Cette œuvre architecturale, attribuée à Jean Nouvel, a été inaugurée le 14 janvier 2015.

Et depuis la 1ère saison 2015/2016, nous avons, avec Florence, souscrit chaque année un abonnement, jusqu’à la période COVID en 2020, pendant laquelle la moitié de nos concerts a été annulée.

Nous n’avons repris notre abonnement que pour 2022/2023 et le concert du jeudi 11 mai était le dernier de la saison.

Je parle de joyau, parce que le geste architectural crée la curiosité et attire le regard.

On a envie de s’en approcher, d’en faire le tour et bien sûr d’y pénétrer.

Cet objet constitue l’antithèse du monde des diamants.

Dans une bijouterie l’écrin accueille le joyau.

Ici, au bord du parc de la Villette, le joyau renferme un écrin qui accueille et magnifie les symphonies de sons que la musique des humains est capable d’ériger.

Cet écrin, cette salle de concert de 2400 places a pour nom : salle Pierre Boulez.

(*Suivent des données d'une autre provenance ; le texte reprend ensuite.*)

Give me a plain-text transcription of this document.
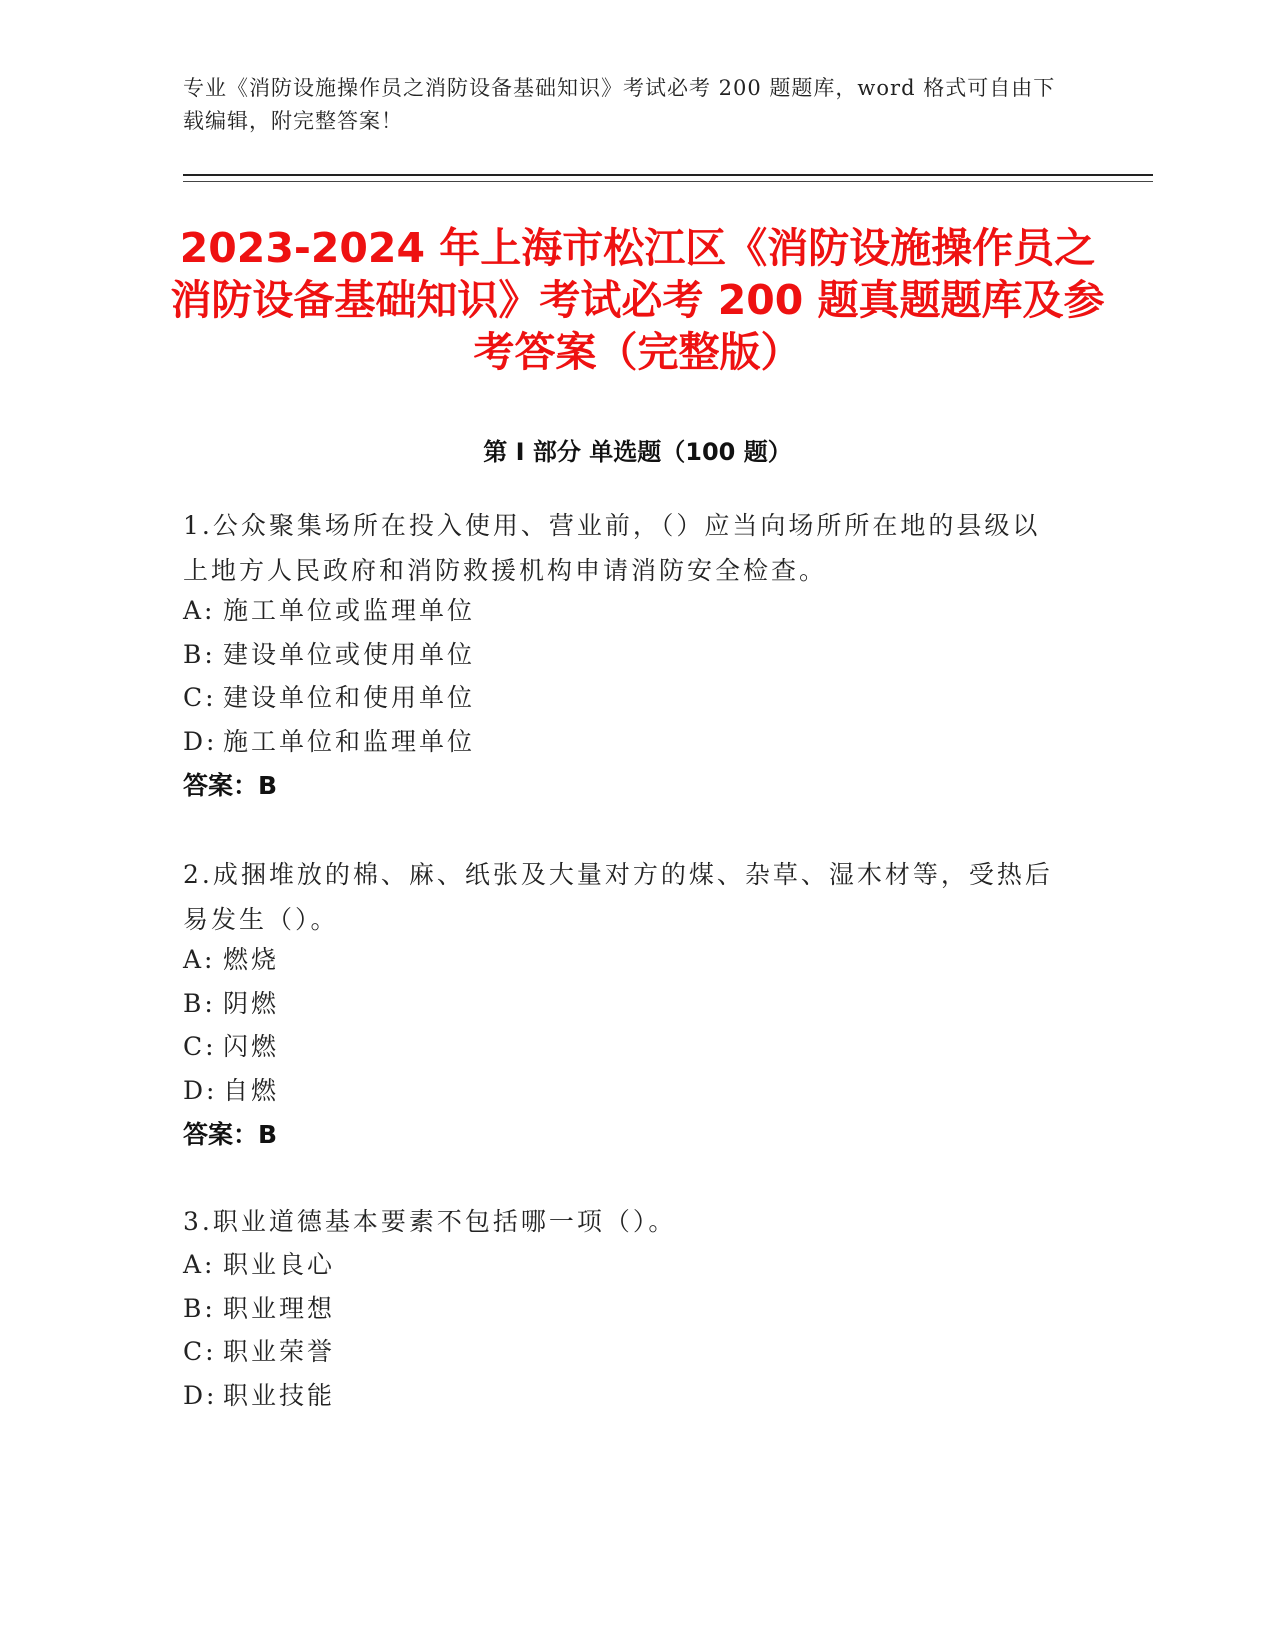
专业《消防设施操作员之消防设备基础知识》考试必考 200 题题库，word 格式可自由下载编辑，附完整答案！
2023-2024 年上海市松江区《消防设施操作员之消防设备基础知识》考试必考 200 题真题题库及参考答案（完整版）
第 I 部分 单选题（100 题）
1.公众聚集场所在投入使用、营业前，（）应当向场所所在地的县级以上地方人民政府和消防救援机构申请消防安全检查。
A: 施工单位或监理单位
B: 建设单位或使用单位
C: 建设单位和使用单位
D: 施工单位和监理单位
答案：B
2.成捆堆放的棉、麻、纸张及大量对方的煤、杂草、湿木材等，受热后易发生（）。
A: 燃烧
B: 阴燃
C: 闪燃
D: 自燃
答案：B
3.职业道德基本要素不包括哪一项（）。
A: 职业良心
B: 职业理想
C: 职业荣誉
D: 职业技能
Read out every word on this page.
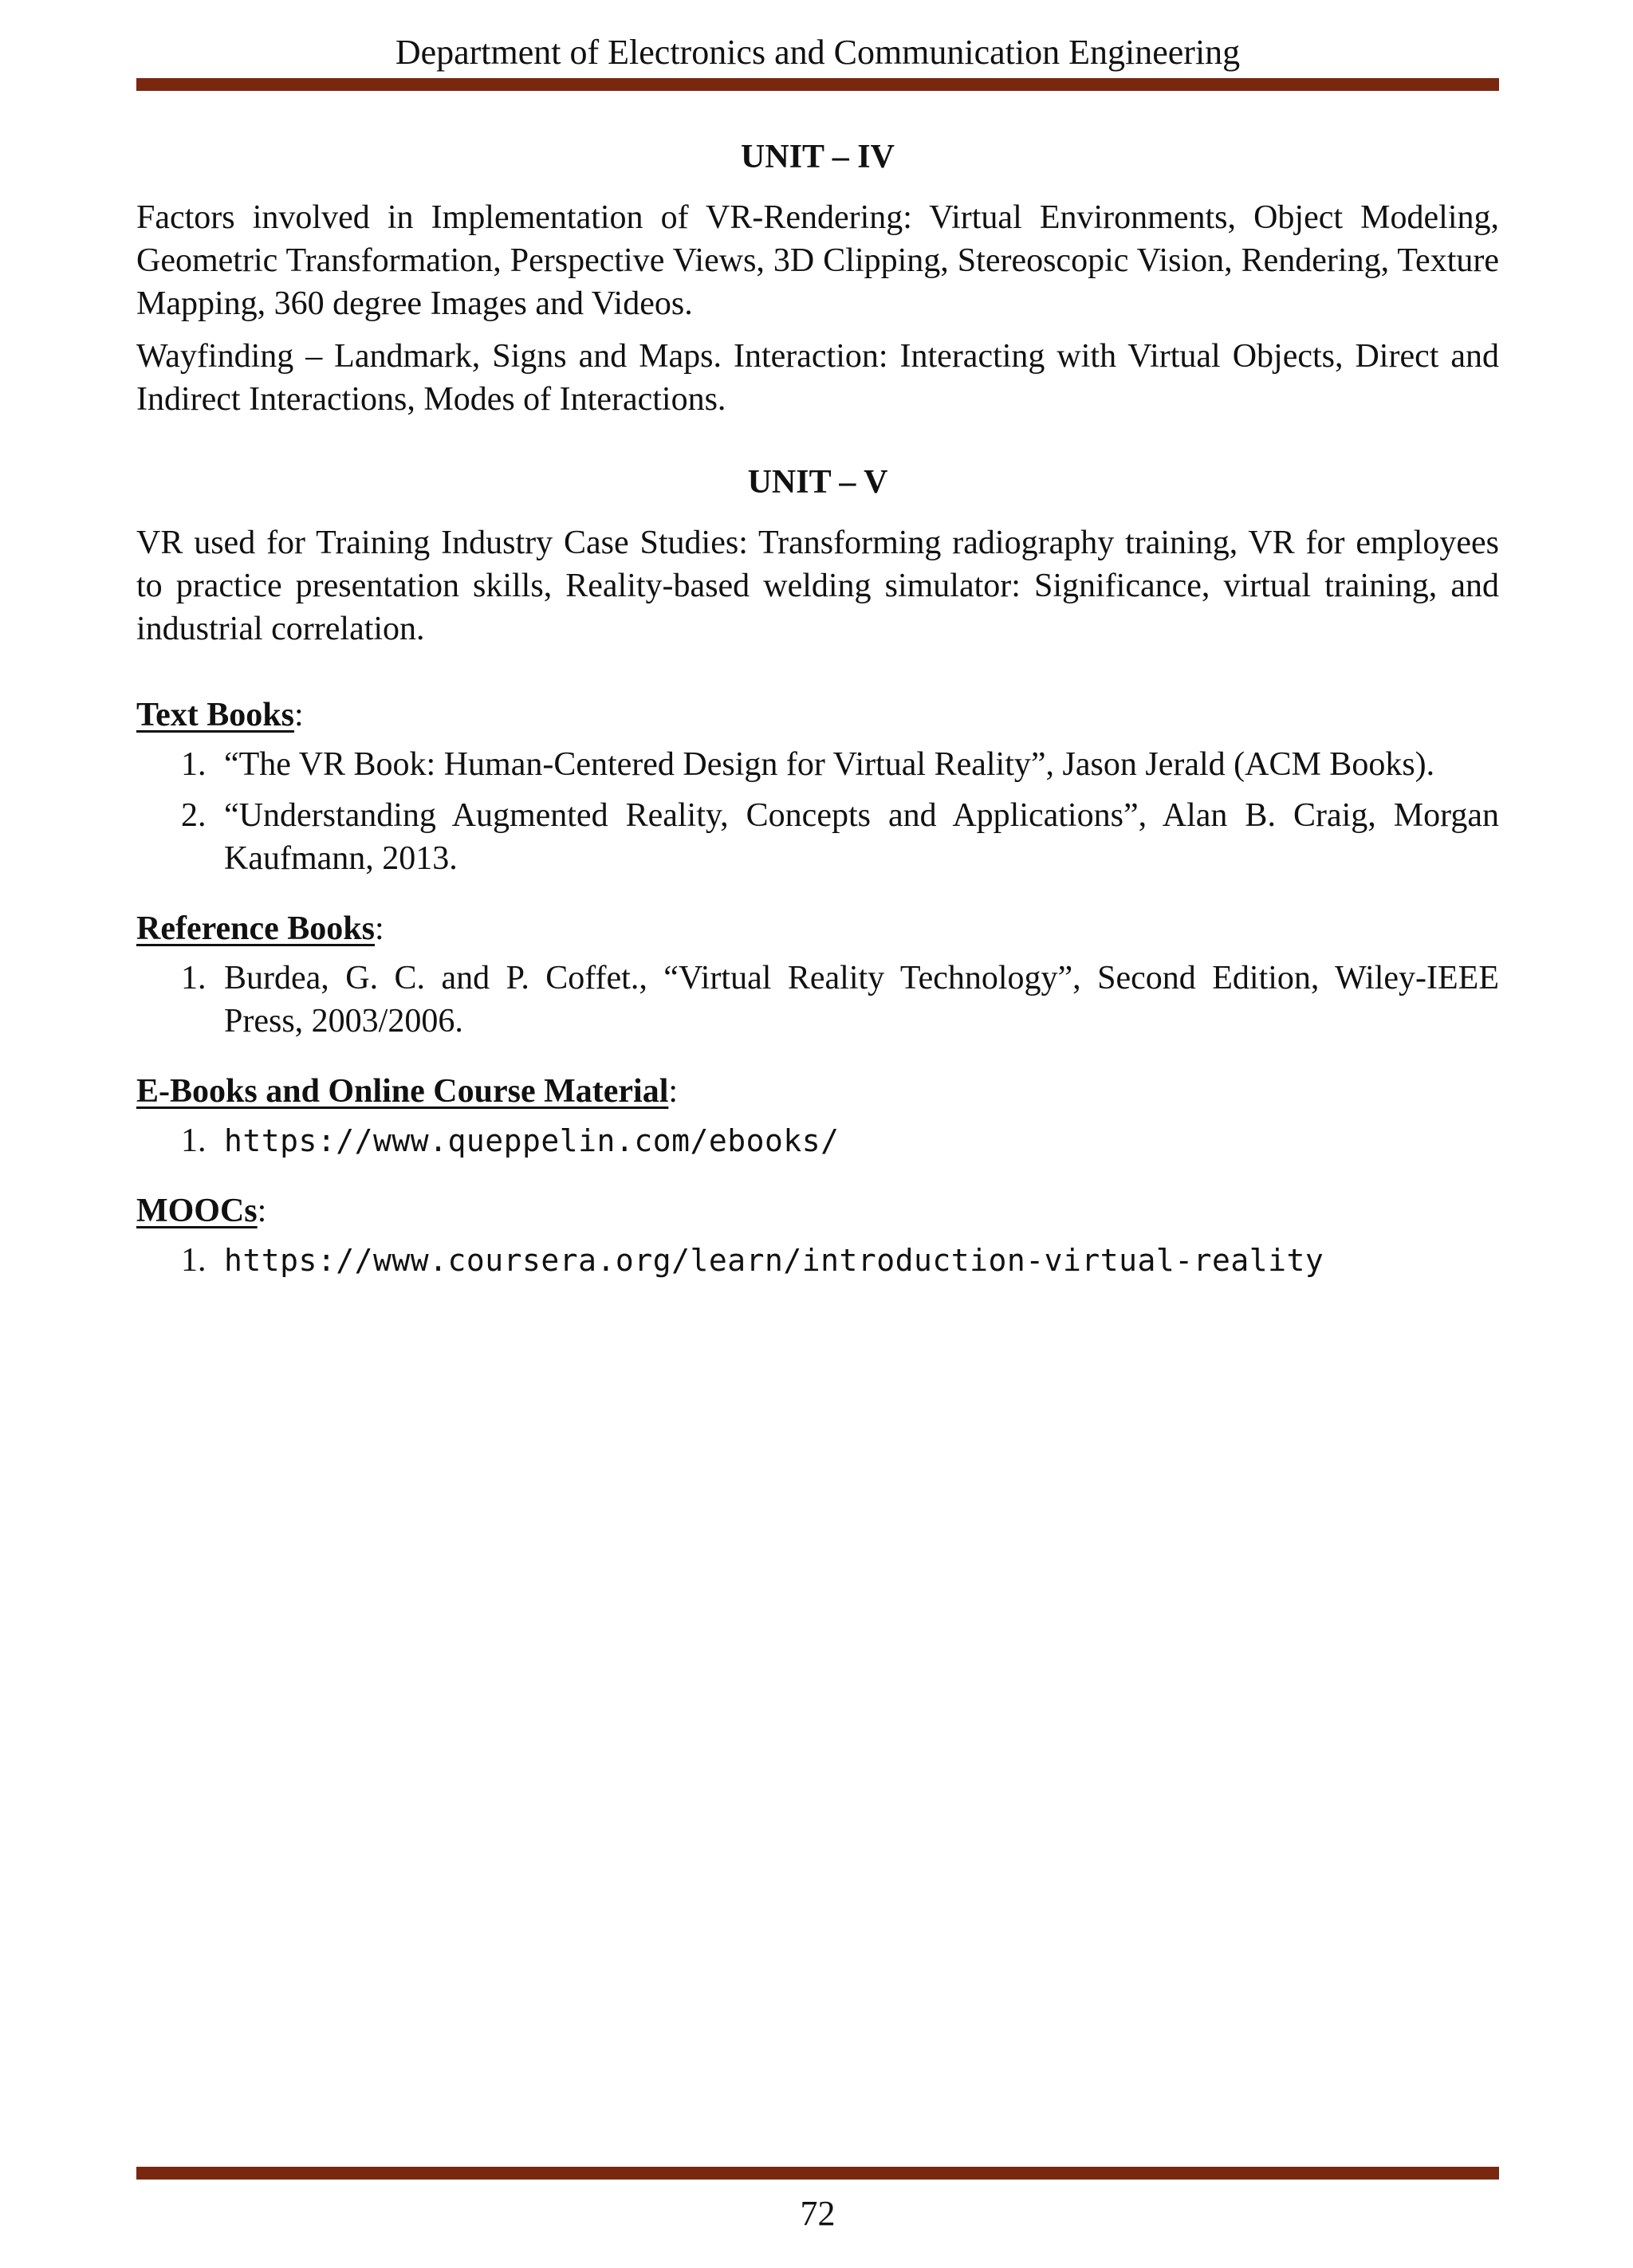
Department of Electronics and Communication Engineering
UNIT – IV

Factors involved in Implementation of VR-Rendering: Virtual Environments, Object Modeling, Geometric Transformation, Perspective Views, 3D Clipping, Stereoscopic Vision, Rendering, Texture Mapping, 360 degree Images and Videos.

Wayfinding – Landmark, Signs and Maps. Interaction: Interacting with Virtual Objects, Direct and Indirect Interactions, Modes of Interactions.

UNIT – V

VR used for Training Industry Case Studies: Transforming radiography training, VR for employees to practice presentation skills, Reality-based welding simulator: Significance, virtual training, and industrial correlation.

Text Books:
1. “The VR Book: Human-Centered Design for Virtual Reality”, Jason Jerald (ACM Books).
2. “Understanding Augmented Reality, Concepts and Applications”, Alan B. Craig, Morgan Kaufmann, 2013.
Reference Books:
1. Burdea, G. C. and P. Coffet., “Virtual Reality Technology”, Second Edition, Wiley-IEEE Press, 2003/2006.
E-Books and Online Course Material:
1. https://www.queppelin.com/ebooks/
MOOCs:
1. https://www.coursera.org/learn/introduction-virtual-reality
72
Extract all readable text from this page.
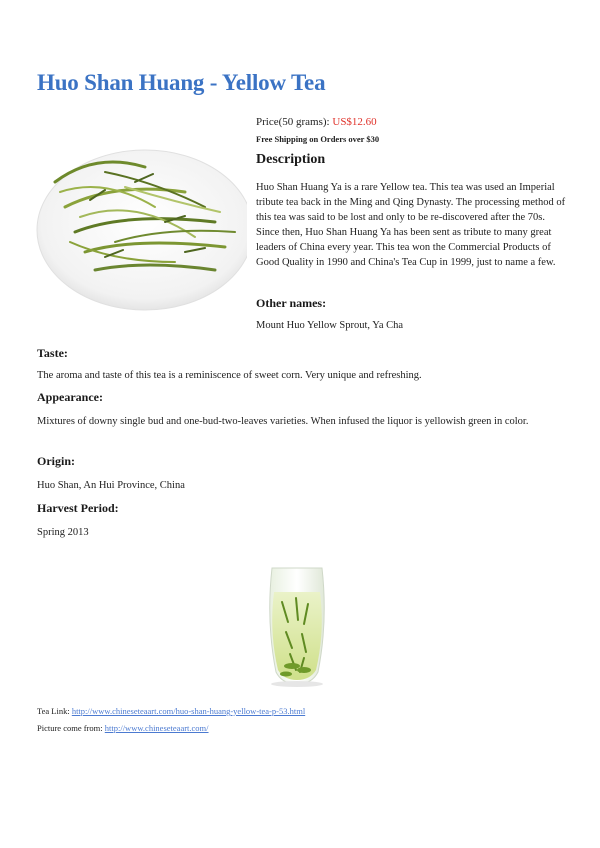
Huo Shan Huang - Yellow Tea
Price(50 grams): US$12.60
Free Shipping on Orders over $30
Description

Huo Shan Huang Ya is a rare Yellow tea. This tea was used an Imperial tribute tea back in the Ming and Qing Dynasty. The processing method of this tea was said to be lost and only to be re-discovered after the 70s. Since then, Huo Shan Huang Ya has been sent as tribute to many great leaders of China every year. This tea won the Commercial Products of Good Quality in 1990 and China's Tea Cup in 1999, just to name a few.

Other names:

Mount Huo Yellow Sprout, Ya Cha

Taste:

The aroma and taste of this tea is a reminiscence of sweet corn. Very unique and refreshing.

Appearance:

Mixtures of downy single bud and one-bud-two-leaves varieties. When infused the liquor is yellowish green in color.

Origin:

Huo Shan, An Hui Province, China

Harvest Period:

Spring 2013

Tea Link: http://www.chineseteaart.com/huo-shan-huang-yellow-tea-p-53.html
Picture come from: http://www.chineseteaart.com/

Car c’est le compositeur et chef d’orchestre Pierre Boulez qui voulait et qui plaidait pour que les institutions culturelles créent ce lieu, à Paris.

Pierre Boulez a pu visiter le chantier mais n’a jamais vu le résultat final.

Début 2015, malade, quasi aveugle, le musicien qui vivait à Baden-Baden en Allemagne, n’a pas pu venir à Paris.

Il est mort, un an plus tard le 5 janvier 2016. Alors, il a été décidé d’appeler l’écrin du nom de cet homme.

Mais Boulez aurait-il apprécié le concert que nous avons vécu ce jeudi, car le cœur du programme était constitué par la 7ème symphonie de Chostakovitch, celle qui a pour nom « Léningrad » ?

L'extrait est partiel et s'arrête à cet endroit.